Remplacer un élément de chauffage défectueux dans un four en verre est simple. N’importe qui peut le faire. Mais essayer d’obtenir un profil thermique optimal pour un tunnel de 50 mètres ? C’est une tout autre histoire.
Je vois ça tout le temps : les entreprises traitent les lampes à chauffage électrique comme de simples ampoules, c’est-à-dire comme des pièces ordinaires. Elles choisissent simplement une lampe ayant la même puissance et la même longueur, puis se demandent pourquoi le verre continue de se déformer ou de subir des contraintes mécaniques.
En réalité, il ne s’agit pas seulement de la température. Il s’agit aussi de la manière dont le chaud se propage.
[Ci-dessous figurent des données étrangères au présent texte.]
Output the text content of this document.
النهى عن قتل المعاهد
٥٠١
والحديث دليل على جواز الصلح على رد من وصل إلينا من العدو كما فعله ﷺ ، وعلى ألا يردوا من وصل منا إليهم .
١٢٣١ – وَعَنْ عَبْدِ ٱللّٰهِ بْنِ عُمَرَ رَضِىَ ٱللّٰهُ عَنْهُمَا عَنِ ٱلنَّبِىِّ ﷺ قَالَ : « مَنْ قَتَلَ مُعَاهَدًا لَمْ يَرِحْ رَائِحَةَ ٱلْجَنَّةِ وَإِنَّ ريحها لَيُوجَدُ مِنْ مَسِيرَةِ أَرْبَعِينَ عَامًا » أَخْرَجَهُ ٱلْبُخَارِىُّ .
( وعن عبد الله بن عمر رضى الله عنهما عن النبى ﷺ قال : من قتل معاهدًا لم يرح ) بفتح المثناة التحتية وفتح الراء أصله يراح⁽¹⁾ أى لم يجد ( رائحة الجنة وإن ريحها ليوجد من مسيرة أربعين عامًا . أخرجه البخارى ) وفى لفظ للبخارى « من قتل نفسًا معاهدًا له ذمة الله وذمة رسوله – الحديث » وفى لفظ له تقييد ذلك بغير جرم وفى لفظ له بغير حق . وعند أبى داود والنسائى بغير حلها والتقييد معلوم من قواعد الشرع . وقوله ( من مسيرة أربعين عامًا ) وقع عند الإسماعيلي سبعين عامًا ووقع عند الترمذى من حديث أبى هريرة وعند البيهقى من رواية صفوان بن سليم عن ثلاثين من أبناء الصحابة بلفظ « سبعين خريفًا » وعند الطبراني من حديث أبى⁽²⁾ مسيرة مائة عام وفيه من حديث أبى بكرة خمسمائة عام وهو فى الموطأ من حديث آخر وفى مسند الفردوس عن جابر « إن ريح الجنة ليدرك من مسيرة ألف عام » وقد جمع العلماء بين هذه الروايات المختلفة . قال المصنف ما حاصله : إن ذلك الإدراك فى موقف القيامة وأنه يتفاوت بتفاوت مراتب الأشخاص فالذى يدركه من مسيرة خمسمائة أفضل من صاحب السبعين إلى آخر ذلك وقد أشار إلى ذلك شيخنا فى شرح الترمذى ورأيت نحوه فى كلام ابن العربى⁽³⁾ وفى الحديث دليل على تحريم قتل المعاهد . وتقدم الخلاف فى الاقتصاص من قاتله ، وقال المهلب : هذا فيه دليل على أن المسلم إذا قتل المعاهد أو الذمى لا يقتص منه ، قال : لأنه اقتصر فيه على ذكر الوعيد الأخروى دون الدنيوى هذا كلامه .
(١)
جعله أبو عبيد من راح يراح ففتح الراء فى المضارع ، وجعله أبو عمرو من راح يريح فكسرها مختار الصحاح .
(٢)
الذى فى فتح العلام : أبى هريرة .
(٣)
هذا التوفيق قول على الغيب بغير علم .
Lorsque nous venons examiner votre installation, nous ne vérifions pas seulement si les lumières s’allument. Nous examinons également la répartition spectrale de la chaleur. Les ondes infrarouges à courte longueur d’onde pénètrent profondément dans le verre, tandis que les ondes à longue longueur d’onde sont idéales pour stabiliser la surface. Si vous choisissez la mauvaise longueur d’onde en fonction de l’épaisseur du verre, cela crée une différence de température entre le cœur du verre et sa surface. C’est là que surviennent les contraintes internes.
C’est aussi pour cette raison que se fier uniquement aux spécifications techniques ne fonctionne généralement pas.
Bien sûr, vous pouvez commander une lampe ayant exactement la même tension et la même puissance que l’ancienne. Mais cela ne tient pas compte du fait que le réflecteur pourrait être défectueux, ou que les éléments de chauffage pourraient avoir changé avec le temps. Même une légère inclinaison dans le montage peut déplacer le point focal de la chaleur. Résultat : des zones froides sur le convoyeur.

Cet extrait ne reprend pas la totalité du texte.